After the withrawal of US troops from Iraq and Afghanistan, it is unlikely that the USA or the West will intervene militarilly under the Right to Protect (R2P) clause.And the question was, if China, Russia or other regional players would even allow a UN peacekeeper mission or an AU mission. Maybe they also wait who will prevail and have the upper hand or even support one of the parties. And at the moment most officials are also not speaking of “genocide”, even if some NGOs and experts are thinking about bringing Abiy or Tigrayan rebell leaders for crimes against humanity and war crimes to the International Criminal Court. At the moment the USA sanctioned some Eritrean officials which are involved in the conflict as warning that other sanctions could also follow against the Ethopian or the Tigray geverment. The USA is increasing the pressure on the conflicting parties in Ethiopia in order to avert an escalation of the war between the central government and the Tigray rebels of the TPLF (Tigray People’s Liberation Front). The US government imposed sanctions on Eritrea on Friday. A year ago, the Eritrean government sent troops to Ethiopia to help the Ethiopian government conquer Tigray. The Eritrean soldiers – who have since withdrawn, whereupon the TPLF took control of most of Tigray again – are accused of serious crimes.

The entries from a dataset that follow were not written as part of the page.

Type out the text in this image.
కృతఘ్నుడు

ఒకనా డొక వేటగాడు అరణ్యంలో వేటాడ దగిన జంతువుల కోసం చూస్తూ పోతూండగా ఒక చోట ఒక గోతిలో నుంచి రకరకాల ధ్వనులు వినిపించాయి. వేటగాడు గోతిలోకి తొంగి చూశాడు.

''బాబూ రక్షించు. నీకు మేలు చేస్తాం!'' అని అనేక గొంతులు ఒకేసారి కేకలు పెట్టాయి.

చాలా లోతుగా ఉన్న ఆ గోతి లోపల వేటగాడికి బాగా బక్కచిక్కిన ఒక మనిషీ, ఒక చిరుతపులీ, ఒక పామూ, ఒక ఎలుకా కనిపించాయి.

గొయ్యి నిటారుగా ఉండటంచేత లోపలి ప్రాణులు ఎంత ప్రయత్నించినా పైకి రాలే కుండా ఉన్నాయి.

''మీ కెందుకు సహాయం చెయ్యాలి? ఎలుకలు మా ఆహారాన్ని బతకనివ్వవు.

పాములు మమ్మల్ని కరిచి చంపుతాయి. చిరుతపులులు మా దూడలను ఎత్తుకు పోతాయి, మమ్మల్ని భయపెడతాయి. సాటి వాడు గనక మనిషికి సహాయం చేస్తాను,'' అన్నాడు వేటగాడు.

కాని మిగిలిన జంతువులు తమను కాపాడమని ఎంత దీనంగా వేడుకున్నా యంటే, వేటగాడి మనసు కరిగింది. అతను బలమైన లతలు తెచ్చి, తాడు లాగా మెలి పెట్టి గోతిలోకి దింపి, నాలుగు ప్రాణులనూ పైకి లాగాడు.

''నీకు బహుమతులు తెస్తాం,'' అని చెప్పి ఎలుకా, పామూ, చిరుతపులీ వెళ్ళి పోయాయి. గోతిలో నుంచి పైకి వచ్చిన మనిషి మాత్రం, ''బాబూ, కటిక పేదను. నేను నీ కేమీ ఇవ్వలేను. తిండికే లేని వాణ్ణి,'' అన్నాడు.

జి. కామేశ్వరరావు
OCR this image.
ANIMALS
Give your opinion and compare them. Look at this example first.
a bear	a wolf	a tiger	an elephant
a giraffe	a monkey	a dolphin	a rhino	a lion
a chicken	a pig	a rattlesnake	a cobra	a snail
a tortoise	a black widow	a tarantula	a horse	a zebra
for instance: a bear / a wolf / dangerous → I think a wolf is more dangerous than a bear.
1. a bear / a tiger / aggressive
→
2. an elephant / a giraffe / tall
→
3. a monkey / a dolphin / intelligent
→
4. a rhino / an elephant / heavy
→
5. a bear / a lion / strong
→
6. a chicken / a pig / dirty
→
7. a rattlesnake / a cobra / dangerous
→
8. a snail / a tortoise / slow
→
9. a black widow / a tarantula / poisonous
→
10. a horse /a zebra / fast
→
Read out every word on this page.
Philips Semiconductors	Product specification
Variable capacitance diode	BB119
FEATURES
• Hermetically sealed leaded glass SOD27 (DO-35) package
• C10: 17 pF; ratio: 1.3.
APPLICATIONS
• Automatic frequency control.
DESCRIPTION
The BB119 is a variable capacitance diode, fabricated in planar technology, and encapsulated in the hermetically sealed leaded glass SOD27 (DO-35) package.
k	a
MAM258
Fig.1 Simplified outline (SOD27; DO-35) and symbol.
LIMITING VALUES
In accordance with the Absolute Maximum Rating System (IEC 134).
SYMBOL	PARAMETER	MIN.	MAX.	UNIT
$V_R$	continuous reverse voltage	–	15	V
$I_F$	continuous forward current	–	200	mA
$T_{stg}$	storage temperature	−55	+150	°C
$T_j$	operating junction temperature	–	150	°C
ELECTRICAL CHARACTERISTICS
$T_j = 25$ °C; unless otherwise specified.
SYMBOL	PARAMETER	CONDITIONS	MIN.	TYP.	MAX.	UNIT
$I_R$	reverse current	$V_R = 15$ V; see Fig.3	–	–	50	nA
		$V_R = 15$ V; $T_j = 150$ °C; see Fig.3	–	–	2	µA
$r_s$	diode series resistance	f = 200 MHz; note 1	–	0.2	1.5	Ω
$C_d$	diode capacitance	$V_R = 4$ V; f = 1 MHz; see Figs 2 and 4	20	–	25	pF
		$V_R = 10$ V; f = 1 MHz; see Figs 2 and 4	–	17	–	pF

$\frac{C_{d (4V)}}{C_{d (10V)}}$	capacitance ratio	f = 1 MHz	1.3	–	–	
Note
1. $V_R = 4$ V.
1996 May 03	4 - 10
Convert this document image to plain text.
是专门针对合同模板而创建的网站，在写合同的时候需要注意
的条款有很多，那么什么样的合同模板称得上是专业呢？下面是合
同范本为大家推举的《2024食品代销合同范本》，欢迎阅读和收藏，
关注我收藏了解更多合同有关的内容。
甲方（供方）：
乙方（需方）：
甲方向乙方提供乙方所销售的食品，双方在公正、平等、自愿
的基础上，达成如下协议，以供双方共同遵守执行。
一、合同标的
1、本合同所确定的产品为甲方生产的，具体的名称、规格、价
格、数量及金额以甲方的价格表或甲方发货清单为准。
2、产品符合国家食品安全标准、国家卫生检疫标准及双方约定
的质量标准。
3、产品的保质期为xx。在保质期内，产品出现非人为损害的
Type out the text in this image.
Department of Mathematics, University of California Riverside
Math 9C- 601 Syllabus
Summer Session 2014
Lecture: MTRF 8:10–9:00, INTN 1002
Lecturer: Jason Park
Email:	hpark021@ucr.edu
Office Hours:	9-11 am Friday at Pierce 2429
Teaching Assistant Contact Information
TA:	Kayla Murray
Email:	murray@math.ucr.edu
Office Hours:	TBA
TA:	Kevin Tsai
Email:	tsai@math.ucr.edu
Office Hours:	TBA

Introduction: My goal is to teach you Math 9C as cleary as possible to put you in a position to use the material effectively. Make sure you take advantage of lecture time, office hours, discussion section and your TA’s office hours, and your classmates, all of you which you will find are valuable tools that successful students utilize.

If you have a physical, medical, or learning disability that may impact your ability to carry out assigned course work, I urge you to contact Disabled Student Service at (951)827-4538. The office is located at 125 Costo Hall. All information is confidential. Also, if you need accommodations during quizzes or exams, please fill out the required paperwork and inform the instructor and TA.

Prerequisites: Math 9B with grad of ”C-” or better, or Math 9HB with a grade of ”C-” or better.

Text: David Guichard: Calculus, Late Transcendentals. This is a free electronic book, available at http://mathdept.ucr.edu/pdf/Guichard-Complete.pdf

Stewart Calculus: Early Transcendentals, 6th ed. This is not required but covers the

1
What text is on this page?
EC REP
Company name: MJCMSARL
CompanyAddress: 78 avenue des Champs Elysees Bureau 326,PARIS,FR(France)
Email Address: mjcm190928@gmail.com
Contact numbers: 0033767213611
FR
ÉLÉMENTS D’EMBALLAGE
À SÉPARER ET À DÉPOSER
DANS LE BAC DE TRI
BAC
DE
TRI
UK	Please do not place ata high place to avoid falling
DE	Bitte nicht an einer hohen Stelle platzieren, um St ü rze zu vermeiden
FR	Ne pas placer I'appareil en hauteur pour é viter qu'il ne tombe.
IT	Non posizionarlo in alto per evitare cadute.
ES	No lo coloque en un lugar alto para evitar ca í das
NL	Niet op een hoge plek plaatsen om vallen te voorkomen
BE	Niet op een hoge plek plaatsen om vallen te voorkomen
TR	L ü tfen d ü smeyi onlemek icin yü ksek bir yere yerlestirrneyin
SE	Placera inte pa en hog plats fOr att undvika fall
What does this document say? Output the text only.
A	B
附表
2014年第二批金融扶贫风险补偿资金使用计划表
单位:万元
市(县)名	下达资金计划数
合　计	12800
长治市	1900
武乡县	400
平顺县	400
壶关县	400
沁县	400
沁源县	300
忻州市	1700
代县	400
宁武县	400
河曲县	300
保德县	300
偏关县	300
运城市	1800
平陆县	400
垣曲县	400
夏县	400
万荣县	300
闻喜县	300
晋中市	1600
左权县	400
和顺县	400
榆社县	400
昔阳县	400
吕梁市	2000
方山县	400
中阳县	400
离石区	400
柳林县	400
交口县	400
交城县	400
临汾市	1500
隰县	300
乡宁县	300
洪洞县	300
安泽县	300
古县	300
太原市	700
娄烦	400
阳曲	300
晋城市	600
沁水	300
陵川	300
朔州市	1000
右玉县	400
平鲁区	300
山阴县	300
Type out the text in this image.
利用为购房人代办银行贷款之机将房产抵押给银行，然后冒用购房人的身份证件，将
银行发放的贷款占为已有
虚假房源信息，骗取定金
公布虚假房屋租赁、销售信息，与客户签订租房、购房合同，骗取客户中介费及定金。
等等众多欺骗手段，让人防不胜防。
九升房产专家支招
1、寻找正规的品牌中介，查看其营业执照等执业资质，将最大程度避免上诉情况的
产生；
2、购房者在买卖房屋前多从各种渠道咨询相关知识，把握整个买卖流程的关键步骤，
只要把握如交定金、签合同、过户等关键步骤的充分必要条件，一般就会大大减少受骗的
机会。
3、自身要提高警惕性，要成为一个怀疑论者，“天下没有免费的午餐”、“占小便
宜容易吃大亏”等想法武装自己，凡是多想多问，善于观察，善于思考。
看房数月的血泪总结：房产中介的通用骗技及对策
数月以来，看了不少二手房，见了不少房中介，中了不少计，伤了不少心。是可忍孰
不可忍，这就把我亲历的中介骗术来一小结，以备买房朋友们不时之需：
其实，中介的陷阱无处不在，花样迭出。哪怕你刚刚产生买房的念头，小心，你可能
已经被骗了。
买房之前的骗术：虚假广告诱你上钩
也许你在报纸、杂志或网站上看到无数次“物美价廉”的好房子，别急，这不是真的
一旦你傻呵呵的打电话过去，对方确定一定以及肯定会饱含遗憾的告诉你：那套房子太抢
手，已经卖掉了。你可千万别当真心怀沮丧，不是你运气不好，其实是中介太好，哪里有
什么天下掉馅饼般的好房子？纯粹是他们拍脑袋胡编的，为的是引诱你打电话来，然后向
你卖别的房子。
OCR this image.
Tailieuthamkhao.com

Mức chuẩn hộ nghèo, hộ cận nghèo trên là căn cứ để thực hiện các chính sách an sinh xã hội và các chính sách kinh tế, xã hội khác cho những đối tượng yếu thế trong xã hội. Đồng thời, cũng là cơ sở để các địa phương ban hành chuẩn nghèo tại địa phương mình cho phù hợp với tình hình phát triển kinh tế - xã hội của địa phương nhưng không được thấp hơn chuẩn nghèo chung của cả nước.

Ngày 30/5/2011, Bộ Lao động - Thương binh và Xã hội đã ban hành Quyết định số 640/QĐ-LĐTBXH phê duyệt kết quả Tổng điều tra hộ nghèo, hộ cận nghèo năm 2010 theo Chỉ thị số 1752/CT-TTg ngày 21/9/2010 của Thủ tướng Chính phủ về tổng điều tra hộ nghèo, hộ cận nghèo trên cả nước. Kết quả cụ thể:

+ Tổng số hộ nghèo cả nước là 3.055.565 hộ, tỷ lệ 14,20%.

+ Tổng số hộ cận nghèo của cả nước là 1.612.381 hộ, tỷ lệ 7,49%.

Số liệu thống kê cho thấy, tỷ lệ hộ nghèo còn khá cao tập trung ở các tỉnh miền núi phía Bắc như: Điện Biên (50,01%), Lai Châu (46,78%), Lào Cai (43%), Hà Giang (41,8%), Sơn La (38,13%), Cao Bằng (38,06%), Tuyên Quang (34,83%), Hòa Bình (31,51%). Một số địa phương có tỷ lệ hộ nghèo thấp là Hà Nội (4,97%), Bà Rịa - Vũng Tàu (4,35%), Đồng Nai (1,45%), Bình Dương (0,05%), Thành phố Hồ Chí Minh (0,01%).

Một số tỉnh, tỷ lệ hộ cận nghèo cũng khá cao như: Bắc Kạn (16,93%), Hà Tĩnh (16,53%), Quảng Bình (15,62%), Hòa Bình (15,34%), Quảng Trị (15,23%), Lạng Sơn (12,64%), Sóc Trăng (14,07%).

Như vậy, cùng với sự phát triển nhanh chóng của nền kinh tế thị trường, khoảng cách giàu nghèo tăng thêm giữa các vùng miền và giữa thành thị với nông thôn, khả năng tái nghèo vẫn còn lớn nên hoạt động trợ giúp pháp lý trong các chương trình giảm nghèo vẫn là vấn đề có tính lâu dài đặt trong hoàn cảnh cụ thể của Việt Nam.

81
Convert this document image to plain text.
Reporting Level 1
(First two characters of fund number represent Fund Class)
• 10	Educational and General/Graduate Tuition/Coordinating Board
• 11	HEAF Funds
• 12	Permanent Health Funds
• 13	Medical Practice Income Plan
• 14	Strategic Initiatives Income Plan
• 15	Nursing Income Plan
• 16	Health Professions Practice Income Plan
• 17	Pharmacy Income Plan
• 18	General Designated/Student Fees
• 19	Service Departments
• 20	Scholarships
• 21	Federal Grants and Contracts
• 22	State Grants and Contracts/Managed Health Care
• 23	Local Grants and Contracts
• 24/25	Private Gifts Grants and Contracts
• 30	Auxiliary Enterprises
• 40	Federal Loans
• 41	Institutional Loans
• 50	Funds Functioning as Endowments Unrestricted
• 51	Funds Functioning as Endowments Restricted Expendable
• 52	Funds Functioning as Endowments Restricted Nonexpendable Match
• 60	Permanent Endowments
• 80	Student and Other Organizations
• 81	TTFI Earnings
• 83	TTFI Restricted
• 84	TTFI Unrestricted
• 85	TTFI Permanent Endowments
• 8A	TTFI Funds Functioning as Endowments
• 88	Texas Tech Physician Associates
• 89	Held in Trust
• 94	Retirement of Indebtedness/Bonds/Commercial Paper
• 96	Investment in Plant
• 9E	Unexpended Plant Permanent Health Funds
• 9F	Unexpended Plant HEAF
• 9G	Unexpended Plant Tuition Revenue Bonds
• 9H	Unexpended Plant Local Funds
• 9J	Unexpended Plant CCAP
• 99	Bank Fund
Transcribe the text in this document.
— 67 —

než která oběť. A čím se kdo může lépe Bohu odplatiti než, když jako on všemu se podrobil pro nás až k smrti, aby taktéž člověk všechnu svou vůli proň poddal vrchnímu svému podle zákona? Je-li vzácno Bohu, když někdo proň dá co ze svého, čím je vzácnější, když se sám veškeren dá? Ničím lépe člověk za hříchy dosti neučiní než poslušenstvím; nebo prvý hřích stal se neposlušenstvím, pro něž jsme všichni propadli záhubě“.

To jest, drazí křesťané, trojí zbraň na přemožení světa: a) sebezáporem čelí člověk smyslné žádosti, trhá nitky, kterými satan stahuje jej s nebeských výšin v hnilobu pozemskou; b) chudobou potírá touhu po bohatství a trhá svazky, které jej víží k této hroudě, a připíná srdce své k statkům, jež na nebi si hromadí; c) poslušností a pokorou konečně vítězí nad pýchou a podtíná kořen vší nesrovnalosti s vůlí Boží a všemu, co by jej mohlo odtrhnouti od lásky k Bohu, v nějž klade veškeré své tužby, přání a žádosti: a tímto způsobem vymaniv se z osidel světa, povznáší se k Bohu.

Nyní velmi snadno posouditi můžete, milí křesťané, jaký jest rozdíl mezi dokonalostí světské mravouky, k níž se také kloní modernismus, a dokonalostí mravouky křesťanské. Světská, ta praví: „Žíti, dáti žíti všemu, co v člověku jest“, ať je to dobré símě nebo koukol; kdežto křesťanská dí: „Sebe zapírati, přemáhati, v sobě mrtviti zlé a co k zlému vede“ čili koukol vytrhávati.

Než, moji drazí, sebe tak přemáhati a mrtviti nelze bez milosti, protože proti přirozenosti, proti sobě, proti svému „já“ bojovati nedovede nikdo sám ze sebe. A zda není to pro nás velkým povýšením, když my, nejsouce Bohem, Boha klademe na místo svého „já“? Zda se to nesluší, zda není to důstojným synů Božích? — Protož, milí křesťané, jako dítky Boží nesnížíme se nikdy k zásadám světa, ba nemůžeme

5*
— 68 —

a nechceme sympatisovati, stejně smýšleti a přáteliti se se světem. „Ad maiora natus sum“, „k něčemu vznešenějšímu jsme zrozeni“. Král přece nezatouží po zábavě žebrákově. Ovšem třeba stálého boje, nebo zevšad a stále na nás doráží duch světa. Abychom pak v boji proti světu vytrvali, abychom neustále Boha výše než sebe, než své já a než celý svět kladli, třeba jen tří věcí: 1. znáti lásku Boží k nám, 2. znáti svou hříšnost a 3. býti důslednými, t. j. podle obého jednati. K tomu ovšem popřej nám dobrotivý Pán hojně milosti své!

 „Eritrean forces operated across Ethiopia during the conflict and were responsible for massacres, looting and sexualized attacks,“ said the US Treasury Department. The sanctions are aimed at the Eritrean army, the ruling state party PFDJ (Popular Front for Democracy and Justice), Eritrea’s secret service chief Abraha Kassa Nemariam, the PFDJ holding Hidri Trust, the Red Sea Trading Corporation, which is responsible for the administration of the party’s property, and its managing director Hagos Ghebrehiwet W Kidan.  From Washington’s point of view, the punishment of Eritrea is a red flag that could be followed by similar measures against the Ethiopian government and the TPLF if they do not give in. Sanctions against Ethiopians are „not yet“ imposed, „to give time and space and see whether the talks progress,“ said US Secretary of State Antony Blinken. Blinken is expected on Tuesday at the beginning of his first trip to Africa as Foreign Minister in Kenya’s capital Nairobi, the most important place for the international exploratory talks to find a solution to the Tigray conflict.Last week, the US Secretary of State spoke with the special envoy of the African Union (AU), Nigeria’s ex-President Olusegun Obasanjo, after he had spoken with the leaders of the conflicting parties in Ethiopia’s capital Addis Ababa and Tigray’s capital Mekelle, and then with international diplomats in Nairobi Had reported. Obasanjo enjoys the „strong support“ of the US, said Blinken. What is needed is “the stop of all military operations, negotiations on a ceasefire without preconditions and unhindered humanitarian access”. So far, the Ethiopian government and the TPLF have made direct talks dependent on the other side giving in beforehand. Tigray’s rebels are demanding an end to the government blockade of their province and a withdrawal of government forces from all over Tigray. Ethiopia’s government is calling for the TPLF to withdraw from areas outside of Tigray and for their own recognition by the rebels. Both sides reject the demands of the respective opponent.